Praying the Psalms

I didn't take naturally to the Psalms. They are poetry, and I'm a prose kind of guy. Logic and reason -- left to myself I'll head for Paul's epistles time after time.

Plus being poetry, they are kind of raw. Lord, I'm all alone here, why aren't you doing anything to help? My enemy is really bad, and I've been good. Make his kids into homeless orphans.

But in the last few years, I realize how much I need the rawness. I am pretty emotional too, I just hide it. Angry and upset? Don't express it, maybe it will go away. While not acting out my negative emotions is a valuable skill in social life, pretending they aren't there when I'm alone with God is not. God has used the Psalms to teach me when I pray to say what's on my heart, not what I believe should be on my heart. Because when I express my heart to God, he helps calm me much more than pretending I don't really feel that way can calm me.

And the Psalms, although raw and honest, are not just ranting.  They can go from "Lord, don't you care that I'm all alone here," to "You are the great one we all hope for" in just one or two verses. (See Psalm 22:1-3).

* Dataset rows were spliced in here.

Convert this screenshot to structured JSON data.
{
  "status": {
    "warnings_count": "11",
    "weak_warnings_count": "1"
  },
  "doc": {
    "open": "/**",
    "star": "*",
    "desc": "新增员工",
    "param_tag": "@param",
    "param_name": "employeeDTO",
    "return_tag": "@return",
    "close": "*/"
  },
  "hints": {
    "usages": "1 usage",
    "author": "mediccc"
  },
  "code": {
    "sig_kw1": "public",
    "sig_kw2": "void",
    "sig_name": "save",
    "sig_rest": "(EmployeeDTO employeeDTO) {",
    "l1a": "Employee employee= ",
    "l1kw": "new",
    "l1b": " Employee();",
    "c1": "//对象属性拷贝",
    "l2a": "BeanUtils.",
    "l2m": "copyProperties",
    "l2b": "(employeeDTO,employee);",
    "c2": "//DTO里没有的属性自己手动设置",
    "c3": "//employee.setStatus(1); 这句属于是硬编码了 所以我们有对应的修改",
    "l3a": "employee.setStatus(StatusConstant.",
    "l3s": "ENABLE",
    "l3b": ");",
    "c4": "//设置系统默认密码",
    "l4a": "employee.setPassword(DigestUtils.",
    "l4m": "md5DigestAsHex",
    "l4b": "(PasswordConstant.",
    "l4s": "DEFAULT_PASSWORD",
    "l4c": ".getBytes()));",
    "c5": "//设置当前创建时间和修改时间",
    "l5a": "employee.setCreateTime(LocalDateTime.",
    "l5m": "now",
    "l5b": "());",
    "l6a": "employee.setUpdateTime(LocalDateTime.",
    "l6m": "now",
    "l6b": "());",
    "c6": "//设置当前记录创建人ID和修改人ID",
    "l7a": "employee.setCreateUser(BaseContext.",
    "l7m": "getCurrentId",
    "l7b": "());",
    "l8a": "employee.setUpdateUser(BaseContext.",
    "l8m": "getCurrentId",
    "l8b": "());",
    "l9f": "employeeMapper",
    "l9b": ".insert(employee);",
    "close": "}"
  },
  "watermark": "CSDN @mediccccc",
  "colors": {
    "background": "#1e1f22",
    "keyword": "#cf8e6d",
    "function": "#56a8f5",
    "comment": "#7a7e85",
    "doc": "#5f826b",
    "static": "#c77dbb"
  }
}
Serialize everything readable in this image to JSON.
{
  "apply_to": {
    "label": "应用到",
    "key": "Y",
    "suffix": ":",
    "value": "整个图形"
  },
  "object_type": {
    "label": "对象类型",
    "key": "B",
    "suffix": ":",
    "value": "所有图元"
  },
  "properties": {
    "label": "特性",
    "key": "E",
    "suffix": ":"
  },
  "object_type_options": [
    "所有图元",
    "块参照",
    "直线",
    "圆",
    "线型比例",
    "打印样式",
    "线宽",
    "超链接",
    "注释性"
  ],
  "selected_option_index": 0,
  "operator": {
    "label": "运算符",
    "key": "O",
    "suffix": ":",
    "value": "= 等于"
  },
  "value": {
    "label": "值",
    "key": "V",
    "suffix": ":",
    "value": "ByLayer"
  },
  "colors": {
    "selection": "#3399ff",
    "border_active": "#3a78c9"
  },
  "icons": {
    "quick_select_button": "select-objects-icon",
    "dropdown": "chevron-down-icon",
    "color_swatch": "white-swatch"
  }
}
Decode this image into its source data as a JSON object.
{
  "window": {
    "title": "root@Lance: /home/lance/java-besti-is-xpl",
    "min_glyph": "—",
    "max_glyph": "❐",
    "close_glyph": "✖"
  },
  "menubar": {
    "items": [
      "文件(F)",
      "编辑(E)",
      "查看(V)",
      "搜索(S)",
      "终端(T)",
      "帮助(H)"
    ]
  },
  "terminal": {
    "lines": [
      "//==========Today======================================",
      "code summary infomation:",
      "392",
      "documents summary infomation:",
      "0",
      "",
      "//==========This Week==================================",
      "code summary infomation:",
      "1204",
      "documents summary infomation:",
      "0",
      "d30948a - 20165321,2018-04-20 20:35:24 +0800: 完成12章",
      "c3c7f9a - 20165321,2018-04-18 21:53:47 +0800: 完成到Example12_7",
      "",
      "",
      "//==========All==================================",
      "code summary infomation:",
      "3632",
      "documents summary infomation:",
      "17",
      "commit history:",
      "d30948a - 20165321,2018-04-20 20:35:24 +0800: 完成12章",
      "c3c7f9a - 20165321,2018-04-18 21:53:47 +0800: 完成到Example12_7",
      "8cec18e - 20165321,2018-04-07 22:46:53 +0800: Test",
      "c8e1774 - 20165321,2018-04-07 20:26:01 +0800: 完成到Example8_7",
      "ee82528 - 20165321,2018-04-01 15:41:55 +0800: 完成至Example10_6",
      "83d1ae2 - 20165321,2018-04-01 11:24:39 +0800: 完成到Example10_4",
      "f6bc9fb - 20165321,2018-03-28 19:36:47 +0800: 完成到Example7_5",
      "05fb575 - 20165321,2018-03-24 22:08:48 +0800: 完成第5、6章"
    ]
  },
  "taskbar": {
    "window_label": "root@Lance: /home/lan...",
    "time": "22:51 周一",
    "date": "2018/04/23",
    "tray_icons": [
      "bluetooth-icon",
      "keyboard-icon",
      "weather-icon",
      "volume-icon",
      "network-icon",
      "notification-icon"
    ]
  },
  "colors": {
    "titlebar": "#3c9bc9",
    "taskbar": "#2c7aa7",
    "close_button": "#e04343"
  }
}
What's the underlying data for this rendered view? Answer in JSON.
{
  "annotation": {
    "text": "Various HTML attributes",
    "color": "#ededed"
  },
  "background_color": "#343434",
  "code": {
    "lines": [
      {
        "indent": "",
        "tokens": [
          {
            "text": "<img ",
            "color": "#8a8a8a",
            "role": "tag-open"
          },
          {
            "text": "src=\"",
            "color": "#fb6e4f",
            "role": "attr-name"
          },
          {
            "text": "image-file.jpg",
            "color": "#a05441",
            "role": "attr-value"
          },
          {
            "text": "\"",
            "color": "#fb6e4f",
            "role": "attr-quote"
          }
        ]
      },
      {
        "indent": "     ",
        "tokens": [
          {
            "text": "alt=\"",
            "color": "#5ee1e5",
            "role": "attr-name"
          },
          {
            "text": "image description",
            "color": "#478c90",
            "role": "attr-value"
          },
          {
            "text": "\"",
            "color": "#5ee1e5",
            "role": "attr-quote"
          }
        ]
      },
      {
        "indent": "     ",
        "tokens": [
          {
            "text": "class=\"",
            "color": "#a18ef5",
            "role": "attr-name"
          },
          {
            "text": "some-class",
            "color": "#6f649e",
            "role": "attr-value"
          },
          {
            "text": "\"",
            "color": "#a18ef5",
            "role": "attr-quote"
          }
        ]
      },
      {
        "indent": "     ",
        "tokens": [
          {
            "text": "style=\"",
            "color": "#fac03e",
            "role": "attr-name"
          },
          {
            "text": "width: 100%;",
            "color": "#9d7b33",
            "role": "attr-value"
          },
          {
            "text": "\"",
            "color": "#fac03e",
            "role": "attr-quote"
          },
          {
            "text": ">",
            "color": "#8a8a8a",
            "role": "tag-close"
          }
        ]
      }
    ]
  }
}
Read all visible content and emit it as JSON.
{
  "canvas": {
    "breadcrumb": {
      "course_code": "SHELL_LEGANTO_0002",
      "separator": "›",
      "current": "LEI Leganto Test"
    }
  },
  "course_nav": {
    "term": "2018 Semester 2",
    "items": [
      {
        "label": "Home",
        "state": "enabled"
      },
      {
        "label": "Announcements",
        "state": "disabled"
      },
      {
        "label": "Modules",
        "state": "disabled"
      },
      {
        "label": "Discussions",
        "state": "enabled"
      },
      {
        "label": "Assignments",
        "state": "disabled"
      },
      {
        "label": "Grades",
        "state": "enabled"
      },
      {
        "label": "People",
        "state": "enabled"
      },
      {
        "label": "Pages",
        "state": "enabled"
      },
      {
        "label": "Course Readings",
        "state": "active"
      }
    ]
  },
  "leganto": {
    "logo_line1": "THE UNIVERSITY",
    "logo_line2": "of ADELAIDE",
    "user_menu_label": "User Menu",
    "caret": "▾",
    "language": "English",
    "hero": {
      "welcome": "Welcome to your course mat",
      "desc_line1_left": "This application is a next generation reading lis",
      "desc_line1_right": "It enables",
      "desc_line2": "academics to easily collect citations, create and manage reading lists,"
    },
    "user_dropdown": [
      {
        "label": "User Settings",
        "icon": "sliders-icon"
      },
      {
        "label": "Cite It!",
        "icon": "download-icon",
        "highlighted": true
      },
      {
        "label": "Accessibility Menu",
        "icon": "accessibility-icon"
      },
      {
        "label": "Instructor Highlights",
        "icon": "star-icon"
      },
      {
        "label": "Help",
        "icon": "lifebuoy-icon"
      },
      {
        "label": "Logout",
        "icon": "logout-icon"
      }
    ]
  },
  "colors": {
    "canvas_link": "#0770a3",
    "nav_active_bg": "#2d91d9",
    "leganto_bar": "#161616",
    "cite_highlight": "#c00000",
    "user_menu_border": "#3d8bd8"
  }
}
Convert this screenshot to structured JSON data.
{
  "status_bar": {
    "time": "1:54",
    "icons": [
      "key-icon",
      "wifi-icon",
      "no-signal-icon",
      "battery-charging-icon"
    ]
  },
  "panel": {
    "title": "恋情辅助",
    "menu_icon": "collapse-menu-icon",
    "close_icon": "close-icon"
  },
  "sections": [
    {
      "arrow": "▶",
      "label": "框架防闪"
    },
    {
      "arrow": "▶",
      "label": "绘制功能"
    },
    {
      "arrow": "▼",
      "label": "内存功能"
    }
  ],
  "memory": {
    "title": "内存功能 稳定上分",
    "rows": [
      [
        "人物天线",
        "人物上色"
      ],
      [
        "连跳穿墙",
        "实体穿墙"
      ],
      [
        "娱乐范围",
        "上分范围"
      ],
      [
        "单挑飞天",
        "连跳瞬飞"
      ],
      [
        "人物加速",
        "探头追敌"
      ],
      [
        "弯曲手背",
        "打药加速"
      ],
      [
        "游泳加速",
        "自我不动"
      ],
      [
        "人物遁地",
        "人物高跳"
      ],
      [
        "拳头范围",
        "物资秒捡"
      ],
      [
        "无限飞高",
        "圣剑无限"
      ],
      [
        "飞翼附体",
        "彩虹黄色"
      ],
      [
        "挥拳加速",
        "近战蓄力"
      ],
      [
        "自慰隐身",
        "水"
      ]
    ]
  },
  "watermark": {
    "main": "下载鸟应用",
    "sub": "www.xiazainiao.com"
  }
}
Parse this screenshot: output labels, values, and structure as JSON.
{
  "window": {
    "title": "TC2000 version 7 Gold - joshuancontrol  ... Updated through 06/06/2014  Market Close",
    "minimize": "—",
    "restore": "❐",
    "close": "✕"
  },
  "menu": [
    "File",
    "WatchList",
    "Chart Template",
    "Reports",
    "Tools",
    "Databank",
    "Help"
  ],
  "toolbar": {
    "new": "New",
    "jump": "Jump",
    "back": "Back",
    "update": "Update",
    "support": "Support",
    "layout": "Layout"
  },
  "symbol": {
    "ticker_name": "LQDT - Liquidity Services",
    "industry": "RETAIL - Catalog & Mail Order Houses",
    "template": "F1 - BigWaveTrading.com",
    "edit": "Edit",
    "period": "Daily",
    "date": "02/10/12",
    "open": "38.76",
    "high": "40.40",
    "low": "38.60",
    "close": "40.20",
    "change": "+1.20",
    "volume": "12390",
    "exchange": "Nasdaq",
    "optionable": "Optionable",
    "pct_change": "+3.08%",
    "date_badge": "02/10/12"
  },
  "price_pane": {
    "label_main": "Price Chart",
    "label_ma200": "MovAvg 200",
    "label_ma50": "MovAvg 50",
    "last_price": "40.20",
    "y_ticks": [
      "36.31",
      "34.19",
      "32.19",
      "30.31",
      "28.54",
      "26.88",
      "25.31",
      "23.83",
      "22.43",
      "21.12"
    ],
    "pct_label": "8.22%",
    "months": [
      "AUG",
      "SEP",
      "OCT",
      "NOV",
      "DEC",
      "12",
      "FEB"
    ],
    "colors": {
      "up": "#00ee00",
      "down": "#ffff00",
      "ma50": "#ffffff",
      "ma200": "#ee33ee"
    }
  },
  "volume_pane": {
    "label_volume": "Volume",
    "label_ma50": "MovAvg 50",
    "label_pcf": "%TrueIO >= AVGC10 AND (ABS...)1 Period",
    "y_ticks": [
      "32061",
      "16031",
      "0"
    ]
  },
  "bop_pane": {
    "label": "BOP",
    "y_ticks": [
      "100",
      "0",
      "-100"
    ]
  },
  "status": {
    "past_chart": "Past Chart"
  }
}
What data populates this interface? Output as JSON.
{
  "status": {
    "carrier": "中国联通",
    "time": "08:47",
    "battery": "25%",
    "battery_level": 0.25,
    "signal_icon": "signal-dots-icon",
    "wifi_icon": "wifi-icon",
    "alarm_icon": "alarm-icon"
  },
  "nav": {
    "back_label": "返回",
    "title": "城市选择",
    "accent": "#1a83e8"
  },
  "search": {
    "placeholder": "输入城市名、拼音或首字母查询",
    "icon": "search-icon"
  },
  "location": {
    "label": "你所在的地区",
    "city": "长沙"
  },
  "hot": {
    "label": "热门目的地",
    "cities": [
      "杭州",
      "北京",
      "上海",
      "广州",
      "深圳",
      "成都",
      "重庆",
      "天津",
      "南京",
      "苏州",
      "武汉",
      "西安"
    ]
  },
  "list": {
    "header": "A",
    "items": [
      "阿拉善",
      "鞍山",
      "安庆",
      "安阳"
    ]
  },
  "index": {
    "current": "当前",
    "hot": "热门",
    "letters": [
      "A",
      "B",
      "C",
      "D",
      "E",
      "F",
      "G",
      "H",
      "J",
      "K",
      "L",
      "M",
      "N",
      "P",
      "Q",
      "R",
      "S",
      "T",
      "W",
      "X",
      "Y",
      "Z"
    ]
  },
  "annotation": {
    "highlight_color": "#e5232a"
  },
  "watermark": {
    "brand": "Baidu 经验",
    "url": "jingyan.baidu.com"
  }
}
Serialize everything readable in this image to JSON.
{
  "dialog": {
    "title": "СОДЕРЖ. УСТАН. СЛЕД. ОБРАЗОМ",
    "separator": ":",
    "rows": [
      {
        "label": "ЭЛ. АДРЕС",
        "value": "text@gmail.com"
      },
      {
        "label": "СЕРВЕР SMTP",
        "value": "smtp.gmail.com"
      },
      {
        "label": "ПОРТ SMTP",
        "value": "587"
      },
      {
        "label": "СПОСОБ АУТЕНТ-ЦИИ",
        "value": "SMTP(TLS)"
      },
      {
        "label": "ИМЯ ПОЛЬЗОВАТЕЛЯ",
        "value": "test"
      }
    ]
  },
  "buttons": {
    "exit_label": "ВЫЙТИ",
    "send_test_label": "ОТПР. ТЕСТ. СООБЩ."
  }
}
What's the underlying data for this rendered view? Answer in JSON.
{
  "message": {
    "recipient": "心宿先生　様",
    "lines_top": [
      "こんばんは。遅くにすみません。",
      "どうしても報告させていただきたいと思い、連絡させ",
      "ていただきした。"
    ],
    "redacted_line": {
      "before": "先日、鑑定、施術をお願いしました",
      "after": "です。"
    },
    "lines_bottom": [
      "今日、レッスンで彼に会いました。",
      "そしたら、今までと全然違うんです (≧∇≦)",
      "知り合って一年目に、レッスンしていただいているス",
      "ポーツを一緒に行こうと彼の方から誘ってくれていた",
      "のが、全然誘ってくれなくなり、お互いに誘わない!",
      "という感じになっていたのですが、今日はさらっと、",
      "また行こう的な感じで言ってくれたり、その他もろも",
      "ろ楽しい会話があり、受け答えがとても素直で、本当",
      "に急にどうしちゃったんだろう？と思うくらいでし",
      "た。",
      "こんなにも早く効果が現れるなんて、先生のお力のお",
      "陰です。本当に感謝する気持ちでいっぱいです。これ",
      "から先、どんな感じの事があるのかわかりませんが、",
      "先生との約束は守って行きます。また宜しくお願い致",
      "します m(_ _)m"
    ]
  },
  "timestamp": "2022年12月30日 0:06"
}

When I'm feeling something that isn't right, pretending I don't feel it doesn't help much.
Lecturing myself why I shouldn't feel it is only slightly better.
Laying it before God and saying "help me with this feeling" works much better.


3 comments:

Anonymous said...

I just read Psalm 109. If that doesn't cross your "mercy" line in the sand, I dare say you have none. The raw "go get him God" is over the top.

Unknown said...

Yes, 109 is perhaps the worst. I hope whoever wrote it got more perspective the next day.

Anonymous said...

Verses 21 to the end are significantly more charitable than 6-19.